Plusieurs méthodes de traitement focal sont disponibles pour le traitement du rétinoblastome intraoculaire sans ensemencement du vitré, notamment la thérapie au laser, la cryothérapie, la thermochimiothérapie et la curiethérapie. Alors que la thérapie au laser est principalement utilisée pour les résultats postérieurs, la cryothérapie est principalement utilisée pour les tumeurs périphériques. Si ces méthodes ne suffisent pas à éliminer la lésion ou si l’épaisseur est supérieure à 2 mais inférieure à 4 mm, on procède soit à un chauffage local après administration préalable de carboplatine par voie systémique (thermochimiothérapie), soit à une curiethérapie par grains appliqués par voie épisclérale [1]. Les autres options de conservation du bulbe sont la chimiothérapie intra-artérielle supersélective, qui consiste généralement à administrer du melphalan directement dans le système vasculaire de l’œil au moyen d’un cathéter, et la chimiothérapie intravitréenne. Cette dernière méthode utilise également le plus souvent le melphalan, elle est applicable même en cas d’ensemencement du vitré [2].

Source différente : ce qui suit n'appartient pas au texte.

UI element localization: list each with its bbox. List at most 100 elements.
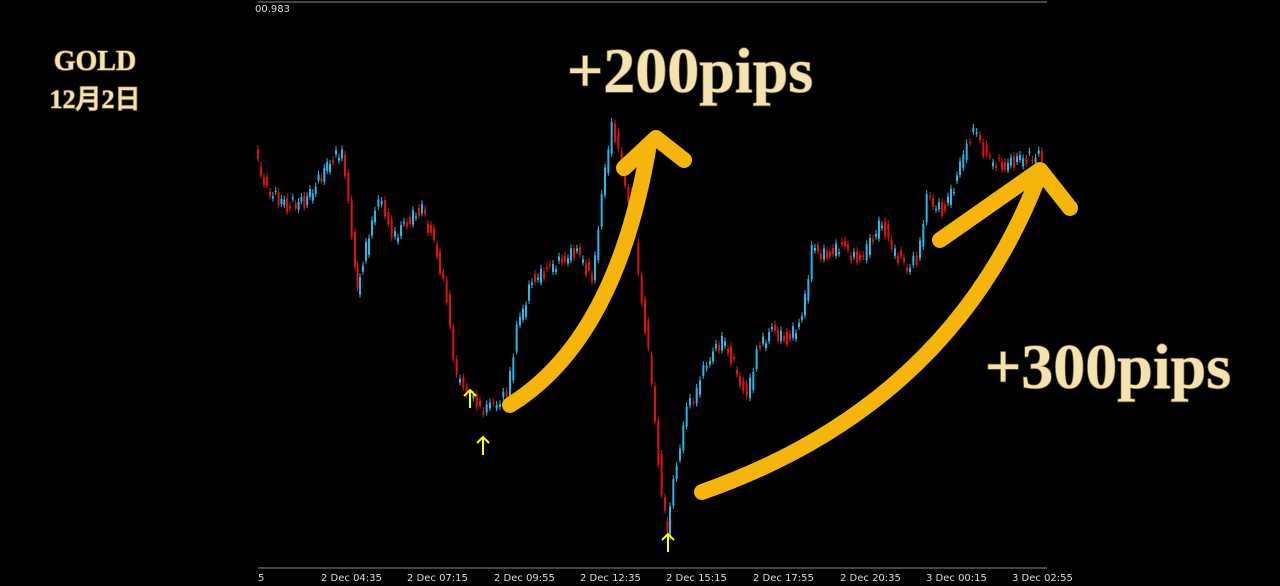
candle-body [938,202,940,210]
candle-body [266,177,268,186]
candle-body [829,252,831,257]
entry-markers [463,388,675,552]
candle-body [387,212,390,225]
candle-body [306,196,309,205]
candle-body [512,357,515,381]
candle-body [412,210,414,225]
candle-body [650,355,653,385]
marker [463,388,477,408]
candle-body [263,177,265,185]
candle-body [969,141,971,144]
candle-body [409,217,411,225]
candle-body [752,371,755,390]
candle-body [430,224,432,233]
candle-body [998,157,1000,160]
candle-body [309,189,311,197]
candle-body [989,155,991,158]
candle-body [712,351,714,362]
x-tick-label: 2 Dec 09:55 [494,573,555,584]
candle-body [1037,150,1040,154]
candle-body [878,220,880,239]
candle-body [869,238,871,255]
candle-body [332,159,334,164]
candle-body [695,387,698,404]
candle-body [912,255,915,265]
candle-body [835,243,837,256]
candle-body [685,406,688,427]
candle-body [762,336,764,344]
candle-body [317,174,320,181]
candle-body [774,324,776,331]
candle-body [765,343,767,349]
candle-body [903,257,905,262]
candle-body [588,262,590,270]
candle-body [702,365,705,376]
candle-body [647,320,650,349]
candle-body [479,400,481,407]
candle-body [872,238,874,243]
candle-body [810,244,813,280]
candle-body [985,144,988,156]
candle-body [672,479,675,506]
candle-body [326,162,329,172]
candle-body [617,131,620,149]
candle-body [558,256,560,261]
candle-body [314,186,317,195]
x-tick-label: 2 Dec 20:35 [840,573,901,584]
candle-body [421,204,423,214]
candle-body [475,394,478,408]
candle-body [415,216,417,219]
candle-body [972,127,975,132]
candle-body [424,209,426,214]
candle-body [730,346,732,364]
candle-body [640,274,643,304]
candle-body [900,250,902,257]
candle-body [804,293,806,316]
candle-body [489,402,491,409]
candle-body [859,254,861,260]
candle-body [637,242,640,274]
candle-body [965,143,968,161]
candle-body [350,199,353,237]
candle-body [660,454,663,496]
candle-body [582,259,584,263]
candle-body [311,193,314,201]
candle-body [552,264,554,272]
x-axis: 5 2 Dec 04:35 2 Dec 07:15 2 Dec 09:55 2 Dec … [258,573,1073,584]
x-tick-label: 2 Dec 04:35 [321,573,382,584]
candle-body [289,206,291,209]
candle-body [502,391,505,398]
candle-body [540,268,542,283]
candle-body [495,404,498,409]
candle-body [807,279,810,301]
candle-body [472,394,475,399]
candle-body [534,274,536,283]
candle-body [733,356,735,360]
candle-body [826,250,828,258]
candle-body [260,166,262,176]
candle-body [759,345,761,349]
candle-body [499,404,501,407]
candle-body [257,149,259,160]
candle-body [449,294,451,327]
candle-body [567,258,569,264]
candle-body [771,327,773,330]
candle-body [862,254,865,258]
candle-body [925,194,928,223]
candle-body [962,154,965,169]
candle-body [515,324,518,352]
candle-body [801,316,803,320]
candle-body [436,244,438,257]
candle-body [459,378,461,383]
candle-body [564,255,566,262]
candle-body [585,263,587,275]
candle-body [354,231,356,267]
candle-body [452,327,455,360]
candle-body [614,123,616,142]
candle-body [959,161,961,176]
candle-body [875,233,877,237]
candle-body [1013,156,1015,168]
candle-body [865,244,868,261]
candle-body [604,167,606,196]
candle-body [975,132,978,134]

Dans certains cas, une chimiothérapie systémique est nécessaire pour réduire le volume de la tumeur avant l’utilisation de procédures thérapeutiques focales. Pour ce faire, on utilise le carboplatine, le cyclophophamide, l’étoposide et/ou la vincristine [1]. La radiothérapie percutanée est aujourd’hui réservée à des circonstances particulières en raison du risque accru de seconde tumeur maligne et est utilisée en particulier pour les récidives [1].
S’il s’agit d’un rétinoblastome avancé, l’énucléation – c’est-à-dire l’ablation du bulbe et de parties du nerf optique – ne peut généralement pas être évitée. Celle-ci est particulièrement problématique en cas d’atteinte bilatérale, on essaie toujours de préserver au moins la vue d’un côté. L’utilisation d’un œil de verre le plus rapidement possible permet de soutenir le développement osseux du crâne facial et d’obtenir un bon résultat cosmétique [1]. Dans les cas où une résection R0 ne peut être obtenue, une chimiothérapie ou une radiothérapie adjuvante suit la chirurgie.
Littérature :
- Connaissances AMBOSS : Rétinoblastome. www.amboss.com/de/wissen/Retinoblastom (dernier accès le 04.01.2022)
- DKG : Rétinoblastome. www.krebsgesellschaft.de/onko-internetportal/basis-informationen-krebs/krebsarten/weitere-krebsarten/retinoblastom.html (dernier accès le 04.01.2022)
- Speer, Gahr : pédiatrie. 4e édition Springer 2013.
- Broaddus E, Topham A, Singh AD : Survival with retinoblastoma in the USA : 1975-2004. Br J Ophthalmol. 2009 ; 93(1) : 24-27.
- Fabian ID, Reddy A, Sagoo MS : Classification et staging of retinoblastoma. Santé oculaire communautaire. 2018 ; 31(101) : 11-13.